I came across this awesome and relatively straightforward package seen here that can create beautiful normalized stacked bar plots in polar form like so. I hope to create a similar plot but that is not normalized and can instead have raw values as input.
On his blog, he indicates that someone made a un-normalized version of his code that can produce plots like this:
This is almost exactly what I need but I can't figure out how to stack the bars to produce a graph like so (sorry for quality):
Here is some toy data that is a subset of the real data I will use and that follows his input format:
family item score value
Group 1 Disease 1 Genetics 1
Group 1 Disease 1 EMR 8
Group 1 Disease 1 Pubmed 10
Group 1 Disease 2 Genetics 1
Group 1 Disease 2 EMR 21
Group 1 Disease 2 Pubmed 4
Group 1 Disease 3 Genetics 0
Group 1 Disease 3 EMR 2
Group 1 Disease 3 Pubmed 0
Group 2 Disease 4 Genetics 4
Group 2 Disease 4 EMR 72
Group 2 Disease 4 Pubmed 16
Group 3 Disease 5 Genetics 2
Group 3 Disease 5 EMR 19
Group 3 Disease 5 Pubmed 7
Group 3 Disease 6 Genetics 2
Group 3 Disease 6 EMR 12
Group 3 Disease 6 Pubmed 6
Group 4 Disease 7 Genetics 0
Group 4 Disease 7 EMR 11
Group 4 Disease 7 Pubmed 4
A direct link to the package code that he openly provides can be found here.
Thanks so much, Ben
edit: Here is what I've tried-
I went into the code and replaced:
# histograms
p<-ggplot(df)+geom_rect(
aes(
xmin=xmin,
xmax=xmax,
ymin=ymin,
ymax=ymax,
fill=score)
)
with:
# histograms
p<-ggplot(df)+
geom_bar(stat="identity", position="stack", aes(x=item, y=value,fill=score))
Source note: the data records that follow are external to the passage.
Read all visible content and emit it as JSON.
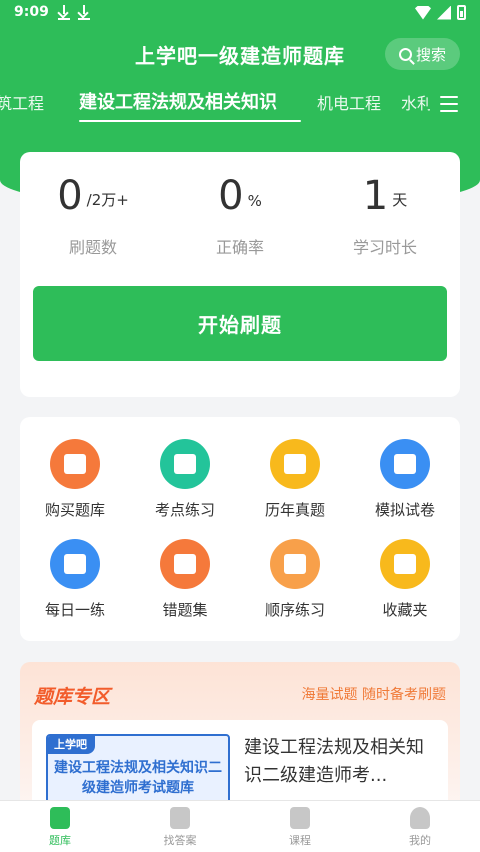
{
  "status_bar": {
    "time": "9:09"
  },
  "header": {
    "title": "上学吧一级建造师题库",
    "search_label": "搜索"
  },
  "tabs": [
    {
      "label": "筑工程"
    },
    {
      "label": "建设工程法规及相关知识"
    },
    {
      "label": "机电工程"
    },
    {
      "label": "水利"
    }
  ],
  "stats": [
    {
      "value": "0",
      "unit": "/2万+",
      "label": "刷题数"
    },
    {
      "value": "0",
      "unit": "%",
      "label": "正确率"
    },
    {
      "value": "1",
      "unit": "天",
      "label": "学习时长"
    }
  ],
  "start_button": "开始刷题",
  "features": [
    {
      "label": "购买题库",
      "icon": "cart-icon",
      "color": "#f5793b"
    },
    {
      "label": "考点练习",
      "icon": "star-board-icon",
      "color": "#23c49a"
    },
    {
      "label": "历年真题",
      "icon": "calendar-doc-icon",
      "color": "#f8b91c"
    },
    {
      "label": "模拟试卷",
      "icon": "chart-board-icon",
      "color": "#3a8ff3"
    },
    {
      "label": "每日一练",
      "icon": "calendar-check-icon",
      "color": "#3a8ff3"
    },
    {
      "label": "错题集",
      "icon": "wrong-doc-icon",
      "color": "#f5793b"
    },
    {
      "label": "顺序练习",
      "icon": "edit-doc-icon",
      "color": "#f8a04a"
    },
    {
      "label": "收藏夹",
      "icon": "star-icon",
      "color": "#f8b91c"
    }
  ],
  "zone": {
    "title": "题库专区",
    "subtitle": "海量试题 随时备考刷题",
    "book": {
      "cover_brand": "上学吧",
      "cover_text": "建设工程法规及相关知识二级建造师考试题库",
      "name": "建设工程法规及相关知识二级建造师考..."
    }
  },
  "bottom_nav": [
    {
      "label": "题库",
      "icon": "question-bank-icon"
    },
    {
      "label": "找答案",
      "icon": "find-answer-icon"
    },
    {
      "label": "课程",
      "icon": "course-play-icon"
    },
    {
      "label": "我的",
      "icon": "profile-icon"
    }
  ],
  "colors": {
    "primary": "#2ebd59",
    "zone_accent": "#f25c2b"
  }
}
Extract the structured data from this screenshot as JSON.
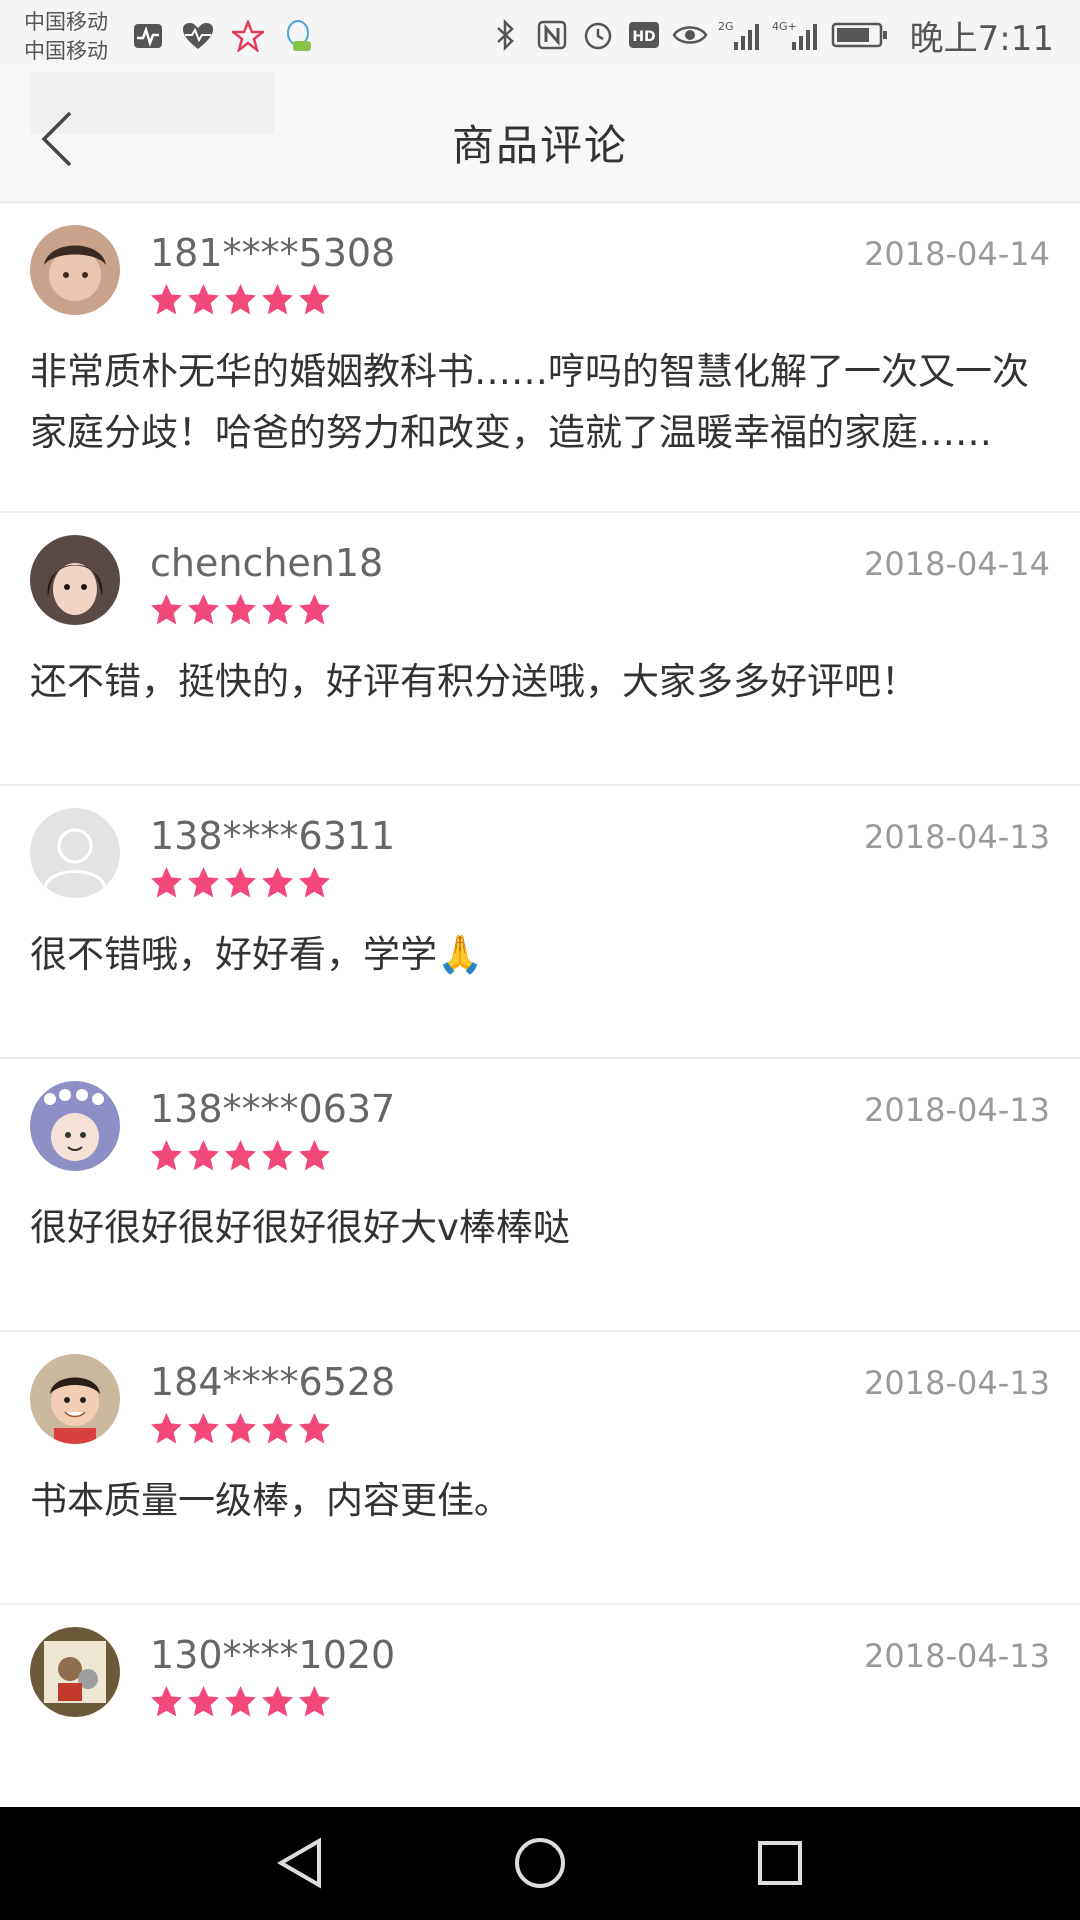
{
  "status_bar": {
    "carrier_1": "中国移动",
    "carrier_2": "中国移动",
    "signal_1": "2G",
    "signal_2": "4G+",
    "hd_label": "HD",
    "time": "晚上7:11"
  },
  "header": {
    "title": "商品评论"
  },
  "reviews": [
    {
      "user": "181****5308",
      "date": "2018-04-14",
      "rating": 5,
      "content": "非常质朴无华的婚姻教科书……哼吗的智慧化解了一次又一次家庭分歧！哈爸的努力和改变，造就了温暖幸福的家庭……",
      "avatar_color": "#c9a28c"
    },
    {
      "user": "chenchen18",
      "date": "2018-04-14",
      "rating": 5,
      "content": "还不错，挺快的，好评有积分送哦，大家多多好评吧！",
      "avatar_color": "#5a4a45"
    },
    {
      "user": "138****6311",
      "date": "2018-04-13",
      "rating": 5,
      "content": "很不错哦，好好看，学学🙏",
      "avatar_color": "#e3e3e3"
    },
    {
      "user": "138****0637",
      "date": "2018-04-13",
      "rating": 5,
      "content": "很好很好很好很好很好大v棒棒哒",
      "avatar_color": "#8f8fc8"
    },
    {
      "user": "184****6528",
      "date": "2018-04-13",
      "rating": 5,
      "content": "书本质量一级棒，内容更佳。",
      "avatar_color": "#c9b79e"
    },
    {
      "user": "130****1020",
      "date": "2018-04-13",
      "rating": 5,
      "content": "",
      "avatar_color": "#6b5a3a"
    }
  ],
  "colors": {
    "star": "#f2497a",
    "divider": "#ededed"
  }
}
I did this because as far as I’ve been able to understand there is no easy way of generating a stacked bar using geom_rect and when I try the above code outwith the context of the polarBarChart script it will plot stacked bar plots, but starting from the center generating out instead of coming from the out going in. Additionally, when I use this piece of code within the polarBarChart script I get the following error:
“Error: Discrete value supplied to continuous scale”
and no output
In order to make this work you do have to use geom_rect(). It just isn't possible to modify geom_bar() to do what you need as a polar geom_bar() creates a rose plot. Therefore, in order to have the data plotted inwards rather than outwards, geom_rect() is the only option (that I'm aware of for ggplot2).
I'll highlight the changes that I made first, display the plot, and then at the end I'll include the entire function as modified.
I modified the block of code that computes xmin, xmax, ymin, and ymax as follows:
xmin was:
xmin <- (indexScore - 1) * (binSize + spaceBar) +
(indexItem - 1) * (spaceItem + M * (binSize + spaceBar)) +
(indexFamily - 1) * (spaceFamily - spaceItem)
xmin is now:
xmin <- (binSize + spaceBar) +
(indexItem - 1) * (spaceItem + (binSize + spaceBar)) +
(indexFamily - 1) * (spaceFamily - spaceItem)
I removed (indexScore-1) *
and M *
as these are what position the bars for each score next to each other. In each item we want them at the same x location.
ymin was:
ymin <- affine(1)
ymin is now:
df<-df[with(df, order(family,item,value)), ]
df<-ddply(df,.(item),mutate,ymin=c(1,ymax[1:(length(ymax)-1)]))
We want the ymin for each bar in each item to start at the ymax of the bar that is before it. In order to accomplish this I first ordered the data frame so that in each item the order of the values is from lowest to highest. Then, for each item, I set ymin to 1 for the lowest value, and then to the ymax of the previous bar for all other values.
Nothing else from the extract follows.